A propos de la hausse du pétrole, M. Hollande a jugé qu'il y avait "un côté Marie-Antoinette, +Il n'y a pas de carburant? Qu'on leur donne du vélo+" dans la suggestion de la ministre de l'Economie Christine Lagarde de privilégier la marche ou la bicyclette pour atténuer le poids de la facture pétrolière pour les ménages.
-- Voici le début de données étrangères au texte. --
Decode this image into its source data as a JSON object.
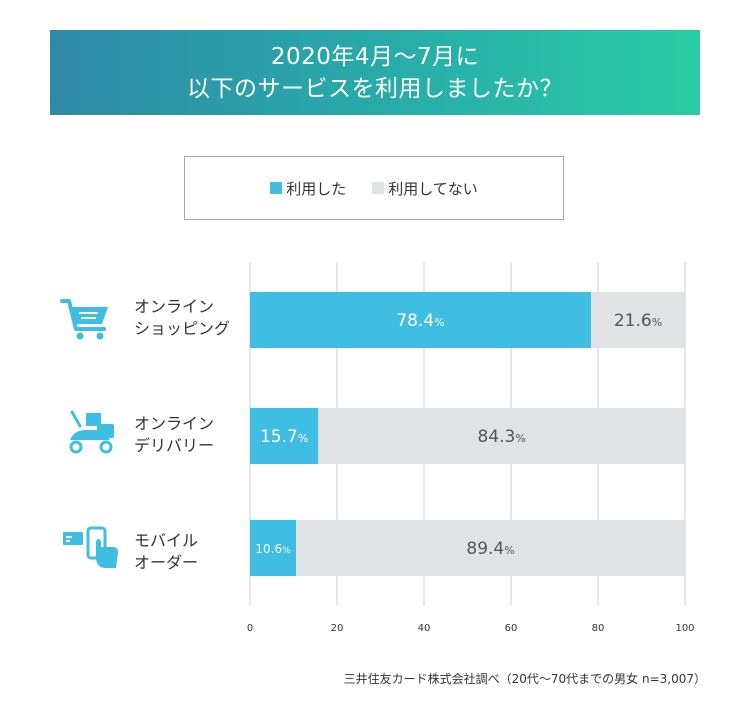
{
  "title": {
    "line1": "2020年4月〜7月に",
    "line2": "以下のサービスを利用しましたか？"
  },
  "legend": [
    {
      "label": "利用した",
      "color": "#3fbde3"
    },
    {
      "label": "利用してない",
      "color": "#e1e2e5"
    }
  ],
  "categories": [
    {
      "line1": "オンライン",
      "line2": "ショッピング",
      "icon": "shopping-cart-icon"
    },
    {
      "line1": "オンライン",
      "line2": "デリバリー",
      "icon": "delivery-scooter-icon"
    },
    {
      "line1": "モバイル",
      "line2": "オーダー",
      "icon": "mobile-order-icon"
    }
  ],
  "footnote": "三井住友カード株式会社調べ（20代〜70代までの男女 n=3,007）",
  "chart_data": {
    "type": "bar",
    "orientation": "horizontal",
    "stacked": true,
    "categories": [
      "オンラインショッピング",
      "オンラインデリバリー",
      "モバイルオーダー"
    ],
    "series": [
      {
        "name": "利用した",
        "values": [
          78.4,
          15.7,
          10.6
        ],
        "labels": [
          "78.4",
          "15.7",
          "10.6"
        ],
        "color": "#3fbde3"
      },
      {
        "name": "利用してない",
        "values": [
          21.6,
          84.3,
          89.4
        ],
        "labels": [
          "21.6",
          "84.3",
          "89.4"
        ],
        "color": "#e1e2e5"
      }
    ],
    "unit": "%",
    "xlim": [
      0,
      100
    ],
    "xticks": [
      "0",
      "20",
      "40",
      "60",
      "80",
      "100"
    ],
    "grid": true,
    "legend_position": "top"
  }
}
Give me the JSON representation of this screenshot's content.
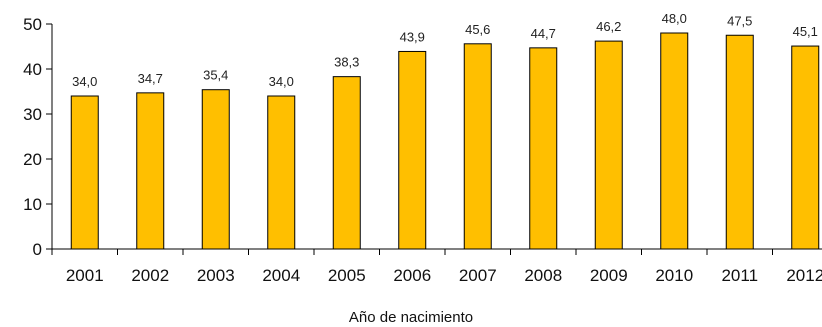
{
  "chart_data": {
    "type": "bar",
    "categories": [
      "2001",
      "2002",
      "2003",
      "2004",
      "2005",
      "2006",
      "2007",
      "2008",
      "2009",
      "2010",
      "2011",
      "2012"
    ],
    "values": [
      34.0,
      34.7,
      35.4,
      34.0,
      38.3,
      43.9,
      45.6,
      44.7,
      46.2,
      48.0,
      47.5,
      45.1
    ],
    "value_labels": [
      "34,0",
      "34,7",
      "35,4",
      "34,0",
      "38,3",
      "43,9",
      "45,6",
      "44,7",
      "46,2",
      "48,0",
      "47,5",
      "45,1"
    ],
    "xlabel": "Año de nacimiento",
    "ylabel": "",
    "ylim": [
      0,
      50
    ],
    "yticks": [
      "0",
      "10",
      "20",
      "30",
      "40",
      "50"
    ],
    "grid": false,
    "legend": "none",
    "bar_color": "#FFBF00",
    "bar_edge_color": "#000000"
  }
}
Il a souhaité le rétablissement de "la TIPP flottante" (qui permettait de diminuer les taxes à mesure qu'augmentait le prix du pétrole, ndlr) et "la mise en application du chèque-transport", ainsi que l'instauration d'une "fiscalité aménagée" pour les professionnels, tels que taxis ou marins-pêcheurs.

Mis en place en février 2007, le chèque-transport est un titre de paiement sur le même modèle que le chèque-restaurant ou le chèque-vacances.

Plus tôt dans la journée, François Hollande "s'est félicité" devant la presse de la prochaine libération des trois journalistes français détenus au Tchad dans l'affaire de l'Arche de Zoé et a demandé une "mission d'information" parlementaire pour faire la lumière sur ce dossier.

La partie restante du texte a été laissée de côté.